Give them a martyr self-declared reporter in the form of ‘Roxana.’

All of a sudden get on our high horse and preach vehemently on elections’ lack of integrity in Iran, never mind the same conditions exist in two thirds of the world’s phony democracies.

Start displaying a few selective pictures of ‘bloody noses and arms’ taken in Iran and cry ‘atrocities,’ never mind our 2000+ torture pictures with not only bloody and torn up bodies, but actual corpses.

What are they going to do next? Well, if they run out of ‘dramatic’ pictures, they may go back and recycle their favorite footages from the Iran Hostage Crisis of 1979! They certainly love that one; nothing like it when it comes to inducing misinformed passion to bring about wrongly expressed patriotism in the form of consent to another war.

We have Ann Coulter of the Right – I just finished reading her recent typical hate mongering article which includes some bizarre garbage misinformation on Iran and Mossadegh. Talk about ignorance combined with psychotic behavior! Here is another one – equally twisted.

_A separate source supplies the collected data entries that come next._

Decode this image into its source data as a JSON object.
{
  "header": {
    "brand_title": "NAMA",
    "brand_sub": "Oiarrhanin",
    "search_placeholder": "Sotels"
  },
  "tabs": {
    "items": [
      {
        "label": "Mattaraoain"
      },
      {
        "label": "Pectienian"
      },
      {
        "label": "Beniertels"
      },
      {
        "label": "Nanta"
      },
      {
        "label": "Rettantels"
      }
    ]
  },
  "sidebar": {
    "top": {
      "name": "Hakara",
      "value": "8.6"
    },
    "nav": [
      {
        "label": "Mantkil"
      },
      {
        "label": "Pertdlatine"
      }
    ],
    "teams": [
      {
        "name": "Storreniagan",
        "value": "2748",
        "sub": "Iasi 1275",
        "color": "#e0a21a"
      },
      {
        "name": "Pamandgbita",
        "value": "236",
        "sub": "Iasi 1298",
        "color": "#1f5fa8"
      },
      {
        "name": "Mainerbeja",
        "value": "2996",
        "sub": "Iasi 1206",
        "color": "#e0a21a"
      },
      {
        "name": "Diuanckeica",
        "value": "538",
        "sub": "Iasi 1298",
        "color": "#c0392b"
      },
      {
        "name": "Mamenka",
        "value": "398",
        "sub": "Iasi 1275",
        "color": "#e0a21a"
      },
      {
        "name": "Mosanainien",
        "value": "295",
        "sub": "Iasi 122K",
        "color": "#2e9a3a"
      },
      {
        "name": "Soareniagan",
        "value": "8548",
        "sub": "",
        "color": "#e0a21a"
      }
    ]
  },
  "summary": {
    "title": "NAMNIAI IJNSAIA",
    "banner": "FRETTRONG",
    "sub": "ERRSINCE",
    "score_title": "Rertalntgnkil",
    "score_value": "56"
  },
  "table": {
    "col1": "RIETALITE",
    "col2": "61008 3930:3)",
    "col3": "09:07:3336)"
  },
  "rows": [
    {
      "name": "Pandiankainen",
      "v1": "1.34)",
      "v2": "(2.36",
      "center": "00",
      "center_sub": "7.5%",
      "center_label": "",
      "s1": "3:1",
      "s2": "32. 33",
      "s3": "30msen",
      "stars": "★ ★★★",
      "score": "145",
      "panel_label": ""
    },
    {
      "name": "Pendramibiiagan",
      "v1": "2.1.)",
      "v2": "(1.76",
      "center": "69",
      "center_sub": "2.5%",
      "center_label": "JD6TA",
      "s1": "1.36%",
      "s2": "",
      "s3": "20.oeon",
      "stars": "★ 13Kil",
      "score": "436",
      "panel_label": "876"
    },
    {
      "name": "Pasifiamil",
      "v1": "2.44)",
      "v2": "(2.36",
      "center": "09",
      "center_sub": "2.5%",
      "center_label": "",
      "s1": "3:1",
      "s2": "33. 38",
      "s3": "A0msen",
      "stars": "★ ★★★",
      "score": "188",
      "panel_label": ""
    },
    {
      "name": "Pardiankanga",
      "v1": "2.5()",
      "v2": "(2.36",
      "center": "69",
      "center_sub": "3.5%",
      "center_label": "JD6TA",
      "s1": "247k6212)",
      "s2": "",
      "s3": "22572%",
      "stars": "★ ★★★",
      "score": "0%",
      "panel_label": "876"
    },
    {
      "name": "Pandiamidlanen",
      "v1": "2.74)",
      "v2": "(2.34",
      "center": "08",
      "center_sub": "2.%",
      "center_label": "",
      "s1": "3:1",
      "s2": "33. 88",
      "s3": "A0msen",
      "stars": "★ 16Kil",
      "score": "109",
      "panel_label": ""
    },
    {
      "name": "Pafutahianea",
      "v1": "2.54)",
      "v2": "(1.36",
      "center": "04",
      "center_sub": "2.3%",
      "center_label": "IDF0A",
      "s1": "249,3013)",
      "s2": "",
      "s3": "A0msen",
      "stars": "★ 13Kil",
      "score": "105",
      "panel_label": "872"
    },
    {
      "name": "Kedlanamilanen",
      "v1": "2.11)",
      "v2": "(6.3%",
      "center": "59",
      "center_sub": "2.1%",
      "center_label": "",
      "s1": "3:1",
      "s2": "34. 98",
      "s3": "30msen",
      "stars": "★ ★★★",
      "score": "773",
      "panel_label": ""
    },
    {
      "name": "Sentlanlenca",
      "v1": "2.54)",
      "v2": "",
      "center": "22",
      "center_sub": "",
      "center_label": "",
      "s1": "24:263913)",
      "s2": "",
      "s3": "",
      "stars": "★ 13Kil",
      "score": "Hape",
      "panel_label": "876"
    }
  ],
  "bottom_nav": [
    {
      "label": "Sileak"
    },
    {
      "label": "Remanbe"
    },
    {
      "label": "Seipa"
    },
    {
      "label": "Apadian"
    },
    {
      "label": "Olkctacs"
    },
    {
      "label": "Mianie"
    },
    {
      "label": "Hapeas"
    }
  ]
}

Then, there are those Ann Coulters of the left, writing about issues and an area they know zilch about, and whether intentionally or unintentionally they beat the war drums for their President of Change in need of a ‘pretext’ to bring to fruition the objectives put in place before him by the previous administration. I just checked out one of these popular ‘lefty’ blog sites, and here is the list of what this ignorant lady has been writing about (as a pundit) just in the past two weeks, all with a ‘pretense’ of expertise; preposterously and ignorantly analyzing and attacking the Iran elections, analyzing the health care bill, the current economic crisis, some Hoax Blogger Baby Scandal (I have no idea what it is, since I don’t read stuff like that), Dr. Tiller Analyses, Torture Pictures & DOJ, Mass Production of Food, Sarah Palin and why she is a ‘slut,’ Palin’s daughter and why she is a ‘slut,’ Iraq, Drinking Coke vs. Water…I guess you get my point, right? Of course it’s okay for anyone to write about anything. What is not okay is the pretense of expertise with the intention of propaganda when it is advertised and supported by an ‘agenda driven’ establishment…Can’t they please go back and chase Rove, Libby, etc.?!!!

Now your turn: What’s your take on the recent intensive coverage of Roxana followed by even more intense coverage of the elections in Iran by both the MSM and the blogosphere? Do they pass your smell test? If yes, please tell me how and why? If no, let me hear your points and arguments.